Traitant plus d’inventions qui tentent désespérément de trouver leur place sur le marché, je constate que cet entêtement à demander aux clients d’exprimer leurs besoins est aussi très présent à ce niveau. Notons qu’une invention répond en général déjà à un besoin : celui de l’inventeur. En outre, il est rare que ce besoin soit généralisé et encore moins exprimé…
L’inventeur est en général d’autant plus attiré par une étude de marché classique, qu’il est persuadé que la réponse est dans les résultats quanti (qu’il a déjà imaginés : « je compte prendre 0.5% du marché ») qui déboucheront immanquablement sur un peu de quali (comme si c’était déjà un marché de masse).

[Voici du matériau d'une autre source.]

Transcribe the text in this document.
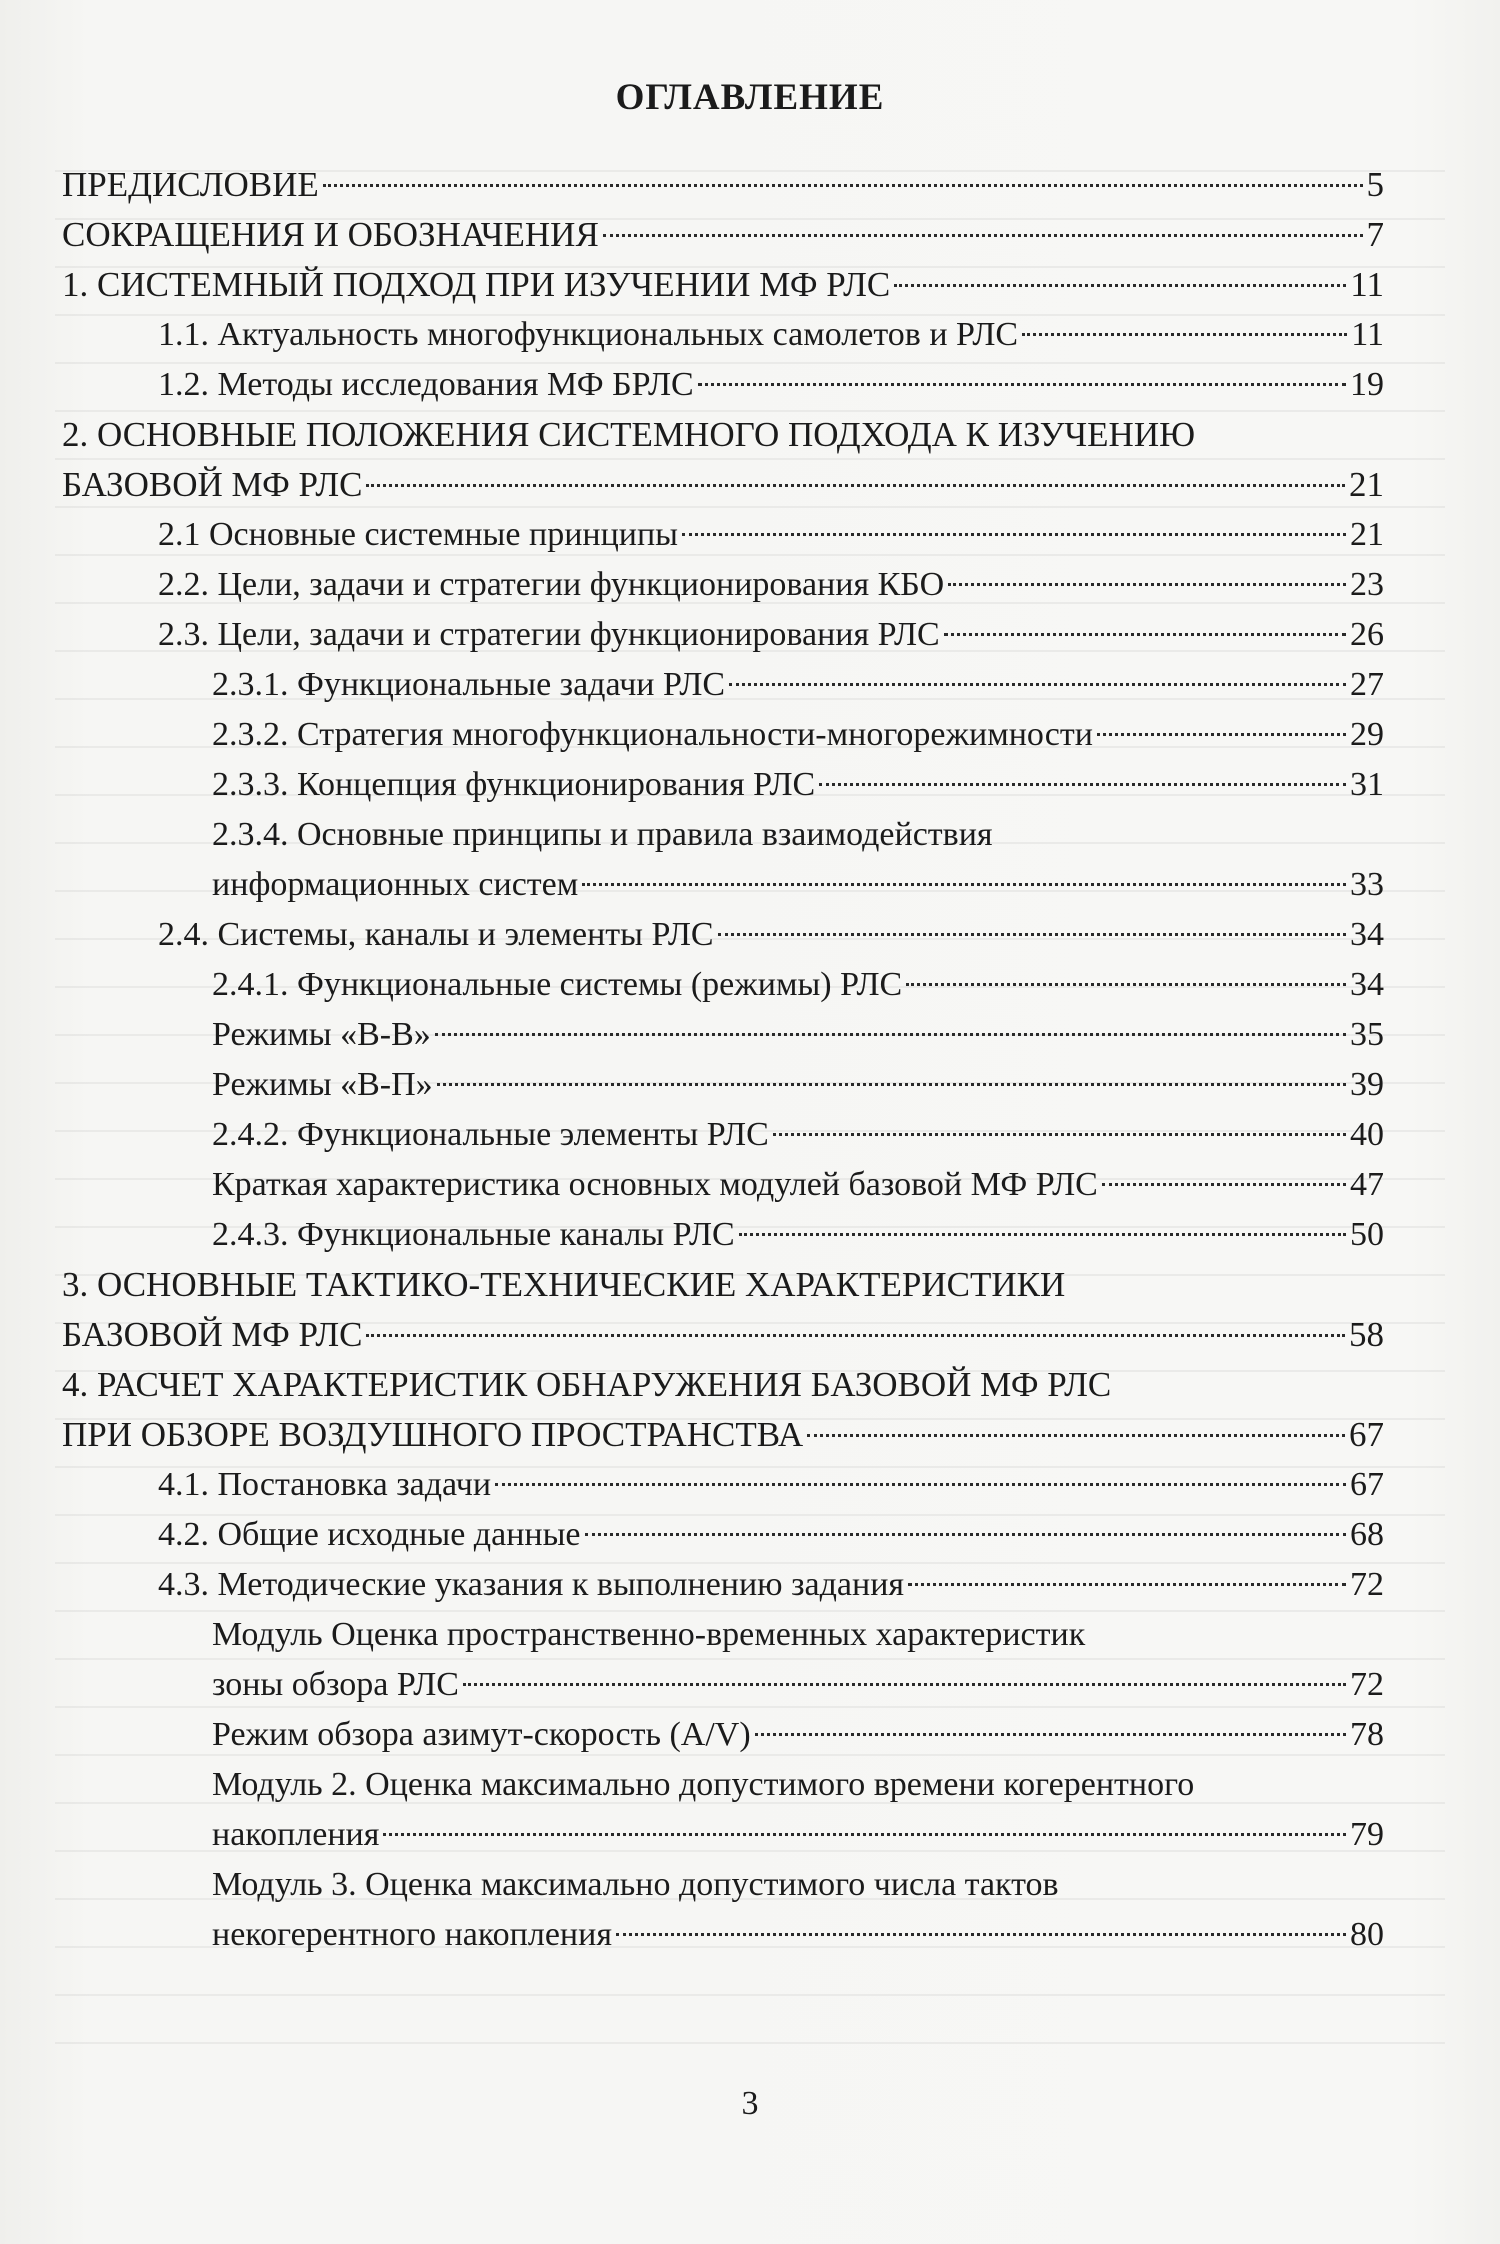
ОГЛАВЛЕНИЕ
ПРЕДИСЛОВИЕ	5
СОКРАЩЕНИЯ И ОБОЗНАЧЕНИЯ	7
1. СИСТЕМНЫЙ ПОДХОД ПРИ ИЗУЧЕНИИ МФ РЛС	11
1.1. Актуальность многофункциональных самолетов и РЛС	11
1.2. Методы исследования МФ БРЛС	19
2. ОСНОВНЫЕ ПОЛОЖЕНИЯ СИСТЕМНОГО ПОДХОДА К ИЗУЧЕНИЮ
БАЗОВОЙ МФ РЛС	21
2.1 Основные системные принципы	21
2.2. Цели, задачи и стратегии функционирования КБО	23
2.3. Цели, задачи и стратегии функционирования РЛС	26
2.3.1. Функциональные задачи РЛС	27
2.3.2. Стратегия многофункциональности-многорежимности	29
2.3.3. Концепция функционирования РЛС	31
2.3.4. Основные принципы и правила взаимодействия
информационных систем	33
2.4. Системы, каналы и элементы РЛС	34
2.4.1. Функциональные системы (режимы) РЛС	34
Режимы «В-В»	35
Режимы «В-П»	39
2.4.2. Функциональные элементы РЛС	40
Краткая характеристика основных модулей базовой МФ РЛС	47
2.4.3. Функциональные каналы РЛС	50
3. ОСНОВНЫЕ ТАКТИКО-ТЕХНИЧЕСКИЕ ХАРАКТЕРИСТИКИ
БАЗОВОЙ МФ РЛС	58
4. РАСЧЕТ ХАРАКТЕРИСТИК ОБНАРУЖЕНИЯ БАЗОВОЙ МФ РЛС
ПРИ ОБЗОРЕ ВОЗДУШНОГО ПРОСТРАНСТВА	67
4.1. Постановка задачи	67
4.2. Общие исходные данные	68
4.3. Методические указания к выполнению задания	72
Модуль Оценка пространственно-временных характеристик
зоны обзора РЛС	72
Режим обзора азимут-скорость (A/V)	78
Модуль 2. Оценка максимально допустимого времени когерентного
накопления	79
Модуль 3. Оценка максимально допустимого числа тактов
некогерентного накопления	80
3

J’aime l’idée qu’il faille coucher des utilisateurs sur le divan et les faire parler de leurs problèmes (manques) pour en déduire des pistes de besoins.A ce titre, je rappelle à toutes PME que je rencontre que les utilisateurs ne sont pas les seuls à interroger, il faut connaître les problèmes des personnes qui fabriquent, programment, vendent, réparent, recyclent, le produit ou le service…. Ainsi on a une chance de mettre au point quelque chose de vraiment original qui englobera bien plus d’éléments différenciateurs et d’occasions d’en dire du bien.